Você deve estar se perguntando sobre toda a questão tecnológica não é mesmo? Bom, uma das coisas que sempre me intrigaram foi a falta de transparência e autonomia no mundo dos espertofones. Acostumado com o mundo dos computadores pessoais, onde você pode instalar um Linux e ser feliz, vivendo com software livre e entendendo como as coisas funcionam, fico chocado em ver como é difícil entender o que afinal de contas é um sistema Android. Fora as parafernálias do Google que vêm embutidas neles e todas as alternativas que surgiram como o Replicante, CyanogemMod e o mais atual LineageOS, que sempre esbarram em limitações impostas de “fábrica” e complicações adicionais em fazer funcionar. Se ter um dispositivo desses “livre” da vigilância e quinquilharias dos fabricantes é difícil e arriscado pra quem entende de tecnologia, imagina para quem é leigo? Me parece um retrocesso de décadas estarmos presos a um punhado de corporações quando se trata da liberdade tecnológica que poderíamos ter se o mundo tivesse caminhado em outra direção. Portanto, não se trata aqui de uma crítica dos espertofones em si, mas da forma como a indústria se desenvolveu, limitando as nossas liberdades.

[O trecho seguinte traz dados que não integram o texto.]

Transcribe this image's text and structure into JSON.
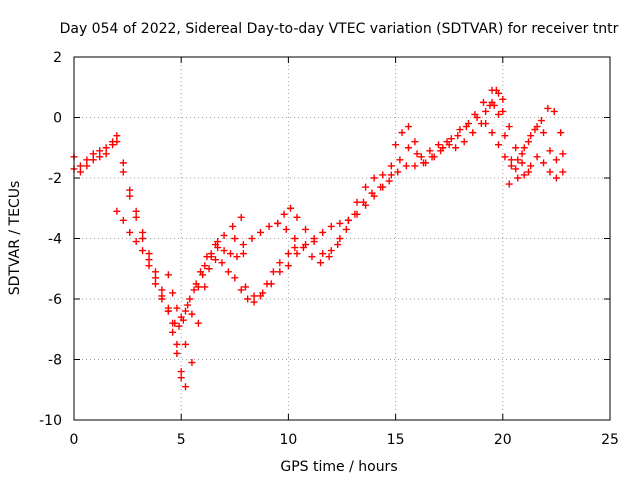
{
  "chart_data": {
    "type": "scatter",
    "title": "Day 054 of 2022, Sidereal Day-to-day VTEC variation (SDTVAR) for receiver tntr",
    "xlabel": "GPS time / hours",
    "ylabel": "SDTVAR / TECUs",
    "xlim": [
      0,
      25
    ],
    "ylim": [
      -10,
      2
    ],
    "xticks": [
      0,
      5,
      10,
      15,
      20,
      25
    ],
    "yticks": [
      -10,
      -8,
      -6,
      -4,
      -2,
      0,
      2
    ],
    "xtick_labels": [
      "0",
      "5",
      "10",
      "15",
      "20",
      "25"
    ],
    "ytick_labels": [
      "-10",
      "-8",
      "-6",
      "-4",
      "-2",
      "0",
      "2"
    ],
    "grid": true,
    "grid_style": "dotted",
    "marker": "+",
    "series_color": "#ff0000",
    "series": [
      {
        "x": [
          0.0,
          0.3,
          0.6,
          0.9,
          1.2,
          1.5,
          1.8,
          2.0,
          2.3,
          2.6,
          2.9,
          3.2,
          3.5,
          3.8,
          4.1,
          4.4,
          4.7,
          4.9,
          5.1,
          5.3,
          5.6,
          5.9,
          6.2,
          6.6,
          7.0,
          7.4,
          7.8
        ],
        "y": [
          -1.3,
          -1.6,
          -1.4,
          -1.2,
          -1.1,
          -1.2,
          -0.9,
          -0.8,
          -1.8,
          -2.6,
          -3.3,
          -4.0,
          -4.7,
          -5.3,
          -5.9,
          -6.4,
          -6.8,
          -6.9,
          -6.7,
          -6.2,
          -5.7,
          -5.1,
          -4.6,
          -4.2,
          -3.9,
          -3.6,
          -3.3
        ]
      },
      {
        "x": [
          0.0,
          0.3,
          0.6,
          0.9,
          1.2,
          1.5,
          1.8,
          2.0,
          2.3,
          2.6,
          2.9,
          3.2,
          3.5,
          3.8,
          4.1,
          4.4,
          4.6,
          4.8,
          5.0,
          5.2,
          5.5,
          5.8,
          6.1,
          6.4,
          6.7
        ],
        "y": [
          -1.7,
          -1.8,
          -1.6,
          -1.4,
          -1.3,
          -1.0,
          -0.8,
          -0.6,
          -1.5,
          -2.4,
          -3.1,
          -3.8,
          -4.5,
          -5.1,
          -5.7,
          -6.3,
          -6.8,
          -7.5,
          -8.4,
          -8.9,
          -8.1,
          -6.8,
          -5.6,
          -4.6,
          -4.1
        ]
      },
      {
        "x": [
          2.0,
          2.3,
          2.6,
          2.9,
          3.2,
          3.5,
          3.8,
          4.1,
          4.4,
          4.6,
          4.8,
          5.0,
          5.2,
          5.5,
          5.8,
          6.1,
          6.4,
          6.7,
          7.0,
          7.3,
          7.6,
          7.9
        ],
        "y": [
          -3.1,
          -3.4,
          -3.8,
          -4.1,
          -4.4,
          -4.9,
          -5.5,
          -6.0,
          -6.4,
          -7.1,
          -7.8,
          -8.6,
          -7.5,
          -6.5,
          -5.6,
          -4.9,
          -4.5,
          -4.3,
          -4.4,
          -4.5,
          -4.6,
          -4.5
        ]
      },
      {
        "x": [
          4.4,
          4.6,
          4.8,
          5.0,
          5.2,
          5.4,
          5.7,
          6.0,
          6.3,
          6.6,
          6.9,
          7.2,
          7.5,
          7.8,
          8.1,
          8.4,
          8.7,
          9.0,
          9.3,
          9.6,
          10.0,
          10.3
        ],
        "y": [
          -5.2,
          -5.8,
          -6.3,
          -6.6,
          -6.4,
          -6.0,
          -5.5,
          -5.2,
          -5.0,
          -4.7,
          -4.8,
          -5.1,
          -5.3,
          -5.7,
          -6.0,
          -6.1,
          -5.9,
          -5.5,
          -5.1,
          -4.8,
          -4.5,
          -4.3
        ]
      },
      {
        "x": [
          7.5,
          7.9,
          8.3,
          8.7,
          9.1,
          9.5,
          9.9,
          10.3,
          10.7,
          11.1,
          11.5,
          11.9,
          12.3,
          12.7,
          13.1,
          13.5,
          13.9,
          14.3,
          14.7,
          15.1,
          15.5,
          15.9,
          16.3,
          16.7,
          17.1,
          17.5,
          17.9,
          18.3,
          18.7,
          19.1,
          19.5,
          19.8
        ],
        "y": [
          -4.0,
          -4.2,
          -4.0,
          -3.8,
          -3.6,
          -3.5,
          -3.7,
          -4.0,
          -4.3,
          -4.6,
          -4.8,
          -4.6,
          -4.2,
          -3.7,
          -3.2,
          -2.8,
          -2.5,
          -2.3,
          -2.1,
          -1.8,
          -1.6,
          -1.6,
          -1.5,
          -1.3,
          -1.1,
          -0.9,
          -0.6,
          -0.3,
          0.1,
          0.5,
          0.9,
          0.8
        ]
      },
      {
        "x": [
          8.0,
          8.4,
          8.8,
          9.2,
          9.6,
          10.0,
          10.4,
          10.8,
          11.2,
          11.6,
          12.0,
          12.4,
          12.8,
          13.2,
          13.6,
          14.0,
          14.4,
          14.8,
          15.2,
          15.6,
          16.0,
          16.4,
          16.8,
          17.2,
          17.6,
          18.0,
          18.4,
          18.8,
          19.2,
          19.6,
          20.0
        ],
        "y": [
          -5.6,
          -5.9,
          -5.8,
          -5.5,
          -5.1,
          -4.9,
          -4.5,
          -4.2,
          -4.0,
          -3.8,
          -3.6,
          -3.5,
          -3.4,
          -3.2,
          -2.9,
          -2.6,
          -2.3,
          -1.9,
          -1.4,
          -1.0,
          -1.2,
          -1.5,
          -1.3,
          -1.0,
          -0.7,
          -0.4,
          -0.2,
          0.0,
          0.2,
          0.4,
          0.2
        ]
      },
      {
        "x": [
          9.5,
          9.8,
          10.1,
          10.4,
          10.8,
          11.2,
          11.6,
          12.0,
          12.4,
          12.8,
          13.2,
          13.6,
          14.0,
          14.4,
          14.8,
          15.0,
          15.3,
          15.6,
          15.9,
          16.2,
          16.6,
          17.0,
          17.4,
          17.8,
          18.2,
          18.6,
          19.0,
          19.4,
          19.7,
          20.0,
          20.3,
          20.6,
          20.9,
          21.2
        ],
        "y": [
          -3.5,
          -3.2,
          -3.0,
          -3.3,
          -3.7,
          -4.1,
          -4.5,
          -4.4,
          -4.0,
          -3.4,
          -2.8,
          -2.3,
          -2.0,
          -1.9,
          -1.6,
          -0.9,
          -0.5,
          -0.3,
          -0.8,
          -1.3,
          -1.1,
          -0.9,
          -0.8,
          -1.0,
          -0.8,
          -0.5,
          -0.2,
          0.4,
          0.9,
          0.6,
          -0.3,
          -1.0,
          -1.5,
          -1.8
        ]
      },
      {
        "x": [
          19.5,
          19.8,
          20.1,
          20.4,
          20.7,
          21.0,
          21.3,
          21.6,
          21.9,
          22.2,
          22.5,
          22.8
        ],
        "y": [
          0.5,
          0.1,
          -0.6,
          -1.4,
          -2.0,
          -1.9,
          -1.6,
          -1.3,
          -1.5,
          -1.8,
          -2.0,
          -1.8
        ]
      },
      {
        "x": [
          19.2,
          19.5,
          19.8,
          20.1,
          20.4,
          20.7,
          21.0,
          21.3,
          21.6,
          21.9,
          22.2,
          22.5,
          22.8
        ],
        "y": [
          -0.2,
          -0.5,
          -0.9,
          -1.3,
          -1.6,
          -1.4,
          -1.0,
          -0.6,
          -0.3,
          -0.5,
          -1.1,
          -1.4,
          -1.2
        ]
      },
      {
        "x": [
          20.3,
          20.6,
          20.9,
          21.2,
          21.5,
          21.8,
          22.1,
          22.4,
          22.7
        ],
        "y": [
          -2.2,
          -1.7,
          -1.2,
          -0.8,
          -0.4,
          -0.1,
          0.3,
          0.2,
          -0.5
        ]
      }
    ]
  }
}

Em termos de privacidade, é preciso realçar que todo celular é um pequeno dispositivo de vigilância. Mesmo o meu, que só recebe e faz ligações pode ser localizado com uma precisão de poucos metros através da triangulação do sinal das antenas, e ligações e SMS não possuem criptografia alguma, podendo ser facilmente interceptadas. Com um esperto não é diferente, somando-se a isso ainda todas as outras camadas de software e componentes de hardware. Além de problemas como portas dos fundos (mecanismos ocultos para acesso não autorizado) vindas de fábrica, aplicativos maliciosos e permissões exageradas (aquele app de lanterna que precisa dos seus contatos é um exemplo). E agora em tempos de pandemia, estamos tendo uma pequena amostra de técnicas ainda mais avançadas de controle de massas, como o rastreamento de contatos, que permite identificar pessoas que tiveram contato com alguém contaminado pela Covid-19 (procure sobre contact tracing para saber mais).

Caminhamos para um mundo onde os espertofones são cada vez mais centrais nos mecanismos de vigilância e controle. Acompanhando tudo que tem se passado na China, já dá para ter um gostinho de como será este nada admirável mundo novo… Imagino que daqui um tempo será mais difícil se virar sem um, pois muitas vezes os apps só funcionam em sistemas para celular, por pura falta de investimento em desenvolver algo multi-dispositivo. Enfrentei problemas parecidos com bancos (ou fintéquis para ser mais chique), e whatsapp, aos quais resolvi (alguns parcialmente) simulando um espertofone em meu computador. Usei o software Genymotion, o qual vale um artigo completo detalhando o seu uso e problemas enfrentados. Entretanto, o que dizer de pessoas que precisam destes aparelhos para o seu ganha pão? No mundo da uberização em massa, o precariado é obrigado a se endividar para comprar aparelhos mais moderninhos, que suportem seus patrões-aplicativos.

Ou seja, embora este texto seja um convite para a reflexão através de uma experiência pessoal, me parece claro que a solução deve ser dada de uma perspectiva coletiva. Parecido com a mudança de hábitos alimentares, como diminuir o consumo de carne, precisamos estar atentas às tecnologias que consumimos no nosso dia a dia, mas uma andorinha só não faz verão. Como diria a zine “Queime seu celular”, produzida em 2010, a qual recomendo a leitura:

“O uso frenético do celular faz parte da construção do modelo de sociedade atual e de suas normas de comunicação. Se o problema é coletivo a solução tem que ser também. Será muitíssimo mais fácil e eficiente construir formas de se organizar e de se comunicar fora da dependência do celular se tua galera também o leva em consideração. Fala dele em tua cozinha. Deixa esse fanzine no banheiro dos teus colegas. Organiza debates em teu coletivo.”

Dedicado ao sujeito que roubou meu celular. Um forte abraço!